A decentralized approach for discovering runtime software architectural models of distributed software systems

Abstract

Abstract Context: Runtime software architectural models of self-adaptive systems are needed for making adaptation decisions in architecture-based self-adaptive systems. However, when these systems are distributed and highly dynamic, there is an added need to discover the system’s software architecture model at runtime. Current methods of runtime architecture discovery use a centralized approach, in which the process is carried out from a single location. These methods are inadequate for large distributed software systems because they do not scale up well and have a single point of failure. Objective and Method: This paper describes DeSARM (Decentralized Software Architecture discoveRy Mechanism), a completely decentralized and automated approach, based on gossiping and message tracing, for runtime discovery of software architecture models of distributed software systems. DeSARM is able to identify at runtime important architectural characteristics such as components and connectors, in addition to synchronous and asynchronous communication patterns. Furthermore, through its use of gossiping, DeSARM exhibits the properties of scalability, global consistency among participating nodes, and resiliency to failures.
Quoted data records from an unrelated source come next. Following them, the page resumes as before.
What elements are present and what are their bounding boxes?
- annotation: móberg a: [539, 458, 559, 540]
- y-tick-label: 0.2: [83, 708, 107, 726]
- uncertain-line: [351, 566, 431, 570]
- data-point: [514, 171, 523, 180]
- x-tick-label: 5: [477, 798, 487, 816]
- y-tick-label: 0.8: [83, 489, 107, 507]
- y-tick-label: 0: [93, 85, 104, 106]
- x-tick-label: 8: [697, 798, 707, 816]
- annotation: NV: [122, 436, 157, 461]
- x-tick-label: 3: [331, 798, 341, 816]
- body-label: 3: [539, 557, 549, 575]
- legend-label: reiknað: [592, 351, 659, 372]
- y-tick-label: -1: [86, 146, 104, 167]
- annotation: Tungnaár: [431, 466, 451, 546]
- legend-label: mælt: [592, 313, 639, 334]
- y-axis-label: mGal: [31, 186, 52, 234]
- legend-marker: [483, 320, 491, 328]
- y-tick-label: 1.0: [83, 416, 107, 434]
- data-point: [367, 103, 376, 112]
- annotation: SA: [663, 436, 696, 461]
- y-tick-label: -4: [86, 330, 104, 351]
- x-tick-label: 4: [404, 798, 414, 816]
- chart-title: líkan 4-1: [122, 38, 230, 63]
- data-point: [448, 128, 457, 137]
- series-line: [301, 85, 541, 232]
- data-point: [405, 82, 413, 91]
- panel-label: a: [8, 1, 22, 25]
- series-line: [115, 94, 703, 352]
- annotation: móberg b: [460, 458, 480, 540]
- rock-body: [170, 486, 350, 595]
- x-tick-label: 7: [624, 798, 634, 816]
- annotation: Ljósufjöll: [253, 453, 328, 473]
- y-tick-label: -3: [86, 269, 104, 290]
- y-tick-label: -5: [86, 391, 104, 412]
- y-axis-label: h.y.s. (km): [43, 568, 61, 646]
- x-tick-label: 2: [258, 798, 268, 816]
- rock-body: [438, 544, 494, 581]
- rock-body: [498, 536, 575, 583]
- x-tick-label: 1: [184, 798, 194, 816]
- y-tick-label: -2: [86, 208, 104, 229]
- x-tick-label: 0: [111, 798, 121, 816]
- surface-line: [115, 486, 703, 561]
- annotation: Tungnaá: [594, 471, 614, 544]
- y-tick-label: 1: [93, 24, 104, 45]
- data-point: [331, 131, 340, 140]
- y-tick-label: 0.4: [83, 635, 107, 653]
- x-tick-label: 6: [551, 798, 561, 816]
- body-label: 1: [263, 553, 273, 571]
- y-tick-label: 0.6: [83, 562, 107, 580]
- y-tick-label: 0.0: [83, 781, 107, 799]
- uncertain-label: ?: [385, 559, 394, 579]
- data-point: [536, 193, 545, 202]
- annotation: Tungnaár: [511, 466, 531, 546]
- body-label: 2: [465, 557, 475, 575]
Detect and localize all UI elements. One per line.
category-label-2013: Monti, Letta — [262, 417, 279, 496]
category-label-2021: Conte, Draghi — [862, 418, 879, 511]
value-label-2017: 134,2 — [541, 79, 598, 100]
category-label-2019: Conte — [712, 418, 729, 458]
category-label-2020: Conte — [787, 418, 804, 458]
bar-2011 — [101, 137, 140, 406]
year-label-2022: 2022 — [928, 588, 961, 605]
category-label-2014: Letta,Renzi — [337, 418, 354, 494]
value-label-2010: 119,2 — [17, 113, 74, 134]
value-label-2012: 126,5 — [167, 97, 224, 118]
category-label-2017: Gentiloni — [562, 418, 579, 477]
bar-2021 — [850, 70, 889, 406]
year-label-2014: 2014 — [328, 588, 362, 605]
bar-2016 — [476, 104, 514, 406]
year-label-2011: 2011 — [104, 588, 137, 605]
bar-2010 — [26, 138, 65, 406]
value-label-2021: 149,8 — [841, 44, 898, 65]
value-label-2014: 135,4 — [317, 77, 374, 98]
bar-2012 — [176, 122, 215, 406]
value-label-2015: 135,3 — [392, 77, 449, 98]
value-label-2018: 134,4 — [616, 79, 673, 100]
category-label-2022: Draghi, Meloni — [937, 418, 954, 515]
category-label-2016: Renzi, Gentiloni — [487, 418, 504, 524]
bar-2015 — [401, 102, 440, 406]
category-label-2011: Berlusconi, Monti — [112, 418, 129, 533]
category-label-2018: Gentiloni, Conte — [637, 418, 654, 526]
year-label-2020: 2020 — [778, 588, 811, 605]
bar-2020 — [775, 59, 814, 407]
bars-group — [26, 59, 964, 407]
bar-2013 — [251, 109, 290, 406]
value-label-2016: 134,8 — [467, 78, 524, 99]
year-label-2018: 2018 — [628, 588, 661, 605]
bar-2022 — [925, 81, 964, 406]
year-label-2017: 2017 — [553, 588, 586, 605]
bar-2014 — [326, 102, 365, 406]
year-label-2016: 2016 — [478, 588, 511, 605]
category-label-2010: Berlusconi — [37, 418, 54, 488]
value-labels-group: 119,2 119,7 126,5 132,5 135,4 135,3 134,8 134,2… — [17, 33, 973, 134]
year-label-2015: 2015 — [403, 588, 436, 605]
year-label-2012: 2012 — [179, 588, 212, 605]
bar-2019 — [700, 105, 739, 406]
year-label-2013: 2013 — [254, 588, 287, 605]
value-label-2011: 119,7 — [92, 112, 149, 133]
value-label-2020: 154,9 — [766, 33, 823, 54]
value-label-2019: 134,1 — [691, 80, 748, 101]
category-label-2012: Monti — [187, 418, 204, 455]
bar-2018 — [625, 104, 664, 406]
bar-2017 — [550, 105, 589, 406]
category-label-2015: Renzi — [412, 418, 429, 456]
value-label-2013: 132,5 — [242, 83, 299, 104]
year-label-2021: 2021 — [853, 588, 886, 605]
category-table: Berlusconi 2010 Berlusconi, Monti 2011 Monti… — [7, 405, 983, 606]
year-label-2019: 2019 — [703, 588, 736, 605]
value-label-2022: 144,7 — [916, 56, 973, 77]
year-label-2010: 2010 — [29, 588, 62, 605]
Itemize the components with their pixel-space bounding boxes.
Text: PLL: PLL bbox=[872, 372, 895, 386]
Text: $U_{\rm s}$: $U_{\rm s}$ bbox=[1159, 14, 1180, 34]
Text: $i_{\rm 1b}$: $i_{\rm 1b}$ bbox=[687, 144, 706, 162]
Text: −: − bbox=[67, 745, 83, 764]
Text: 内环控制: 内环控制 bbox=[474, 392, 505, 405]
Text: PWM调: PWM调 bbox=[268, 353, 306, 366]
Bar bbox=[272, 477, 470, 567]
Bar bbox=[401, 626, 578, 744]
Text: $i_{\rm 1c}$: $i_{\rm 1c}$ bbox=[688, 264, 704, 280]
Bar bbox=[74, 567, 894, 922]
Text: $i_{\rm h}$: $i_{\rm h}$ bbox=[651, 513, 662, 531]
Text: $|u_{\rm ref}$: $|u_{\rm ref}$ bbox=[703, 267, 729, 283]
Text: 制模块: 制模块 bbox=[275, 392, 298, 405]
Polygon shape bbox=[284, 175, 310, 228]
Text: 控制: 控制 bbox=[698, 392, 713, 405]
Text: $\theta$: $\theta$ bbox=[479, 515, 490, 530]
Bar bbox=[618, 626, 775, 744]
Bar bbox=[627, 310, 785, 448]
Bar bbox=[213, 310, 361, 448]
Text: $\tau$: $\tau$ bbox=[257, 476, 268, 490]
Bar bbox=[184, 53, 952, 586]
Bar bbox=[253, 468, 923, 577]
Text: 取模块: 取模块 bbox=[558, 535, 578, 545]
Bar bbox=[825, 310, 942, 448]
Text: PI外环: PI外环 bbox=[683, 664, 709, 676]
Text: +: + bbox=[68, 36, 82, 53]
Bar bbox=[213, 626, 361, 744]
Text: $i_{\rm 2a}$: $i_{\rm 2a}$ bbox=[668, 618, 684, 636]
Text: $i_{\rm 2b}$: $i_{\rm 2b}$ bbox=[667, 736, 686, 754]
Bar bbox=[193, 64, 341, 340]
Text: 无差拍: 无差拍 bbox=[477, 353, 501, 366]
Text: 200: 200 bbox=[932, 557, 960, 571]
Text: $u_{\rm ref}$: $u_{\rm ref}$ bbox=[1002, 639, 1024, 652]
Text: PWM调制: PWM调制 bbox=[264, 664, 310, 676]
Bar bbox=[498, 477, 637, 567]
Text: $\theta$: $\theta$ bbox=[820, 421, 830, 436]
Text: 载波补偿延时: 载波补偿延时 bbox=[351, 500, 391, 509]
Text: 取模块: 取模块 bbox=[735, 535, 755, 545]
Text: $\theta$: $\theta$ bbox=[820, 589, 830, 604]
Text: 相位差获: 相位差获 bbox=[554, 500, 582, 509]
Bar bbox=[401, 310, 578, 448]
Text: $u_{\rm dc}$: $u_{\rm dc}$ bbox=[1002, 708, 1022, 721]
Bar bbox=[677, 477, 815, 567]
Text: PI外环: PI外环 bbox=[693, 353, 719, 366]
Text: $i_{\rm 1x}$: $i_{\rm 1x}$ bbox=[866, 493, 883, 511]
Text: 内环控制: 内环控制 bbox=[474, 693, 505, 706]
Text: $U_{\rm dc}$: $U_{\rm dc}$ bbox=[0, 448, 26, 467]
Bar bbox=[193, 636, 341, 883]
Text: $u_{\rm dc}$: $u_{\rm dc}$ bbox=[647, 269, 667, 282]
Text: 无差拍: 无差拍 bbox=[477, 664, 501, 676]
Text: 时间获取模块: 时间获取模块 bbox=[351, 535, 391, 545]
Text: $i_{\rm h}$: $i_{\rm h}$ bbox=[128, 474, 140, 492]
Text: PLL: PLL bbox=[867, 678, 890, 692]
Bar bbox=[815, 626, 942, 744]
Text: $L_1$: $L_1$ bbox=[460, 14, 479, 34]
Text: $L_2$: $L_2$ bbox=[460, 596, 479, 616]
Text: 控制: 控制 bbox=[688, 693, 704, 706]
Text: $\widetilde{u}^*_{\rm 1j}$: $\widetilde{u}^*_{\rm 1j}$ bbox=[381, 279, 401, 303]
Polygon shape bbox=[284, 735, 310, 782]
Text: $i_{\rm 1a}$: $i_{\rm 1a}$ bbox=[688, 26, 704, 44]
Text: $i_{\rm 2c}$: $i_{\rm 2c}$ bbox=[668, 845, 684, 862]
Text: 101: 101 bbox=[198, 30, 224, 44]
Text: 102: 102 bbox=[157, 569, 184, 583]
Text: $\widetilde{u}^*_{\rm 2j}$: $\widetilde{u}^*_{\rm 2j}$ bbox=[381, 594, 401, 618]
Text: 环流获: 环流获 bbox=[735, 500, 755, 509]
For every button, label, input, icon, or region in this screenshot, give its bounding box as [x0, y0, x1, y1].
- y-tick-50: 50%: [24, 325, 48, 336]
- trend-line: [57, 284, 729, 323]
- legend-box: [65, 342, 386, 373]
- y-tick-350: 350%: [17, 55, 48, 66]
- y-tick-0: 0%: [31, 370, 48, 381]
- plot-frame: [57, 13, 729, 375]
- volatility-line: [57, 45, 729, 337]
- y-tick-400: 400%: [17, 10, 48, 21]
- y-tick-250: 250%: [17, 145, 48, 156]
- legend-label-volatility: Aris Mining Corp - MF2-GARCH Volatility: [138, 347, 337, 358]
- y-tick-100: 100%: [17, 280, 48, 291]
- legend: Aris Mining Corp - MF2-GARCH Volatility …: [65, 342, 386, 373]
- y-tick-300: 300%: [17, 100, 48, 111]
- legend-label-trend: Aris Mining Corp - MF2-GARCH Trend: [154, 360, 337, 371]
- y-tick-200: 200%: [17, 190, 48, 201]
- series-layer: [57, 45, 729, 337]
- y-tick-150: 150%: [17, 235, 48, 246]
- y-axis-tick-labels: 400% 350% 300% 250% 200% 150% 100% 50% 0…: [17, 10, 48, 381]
This paper demonstrates DeSARM’s properties and answers key research questions through experimentation with software architectures of varying sizes and complexities executing within a computer cluster. Results: DeSARM enables the decentralized discovery of runtime software architectural models of distributed software systems while exhibiting the properties of scalability, global consistency among participating nodes and resiliency to failures. Scalability is achieved through DeSARM’s ability to successfully discover software architectures of increasing sizes and complexities executing across node counts of increasing sizes. Global consistency among participating nodes is achieved by each node within the system discovering the complete software architecture independently but in coordination with each other. Finally, resiliency to failures is achieved by DeSARM successfully discovering the software architecture of the system in the presence of component failures.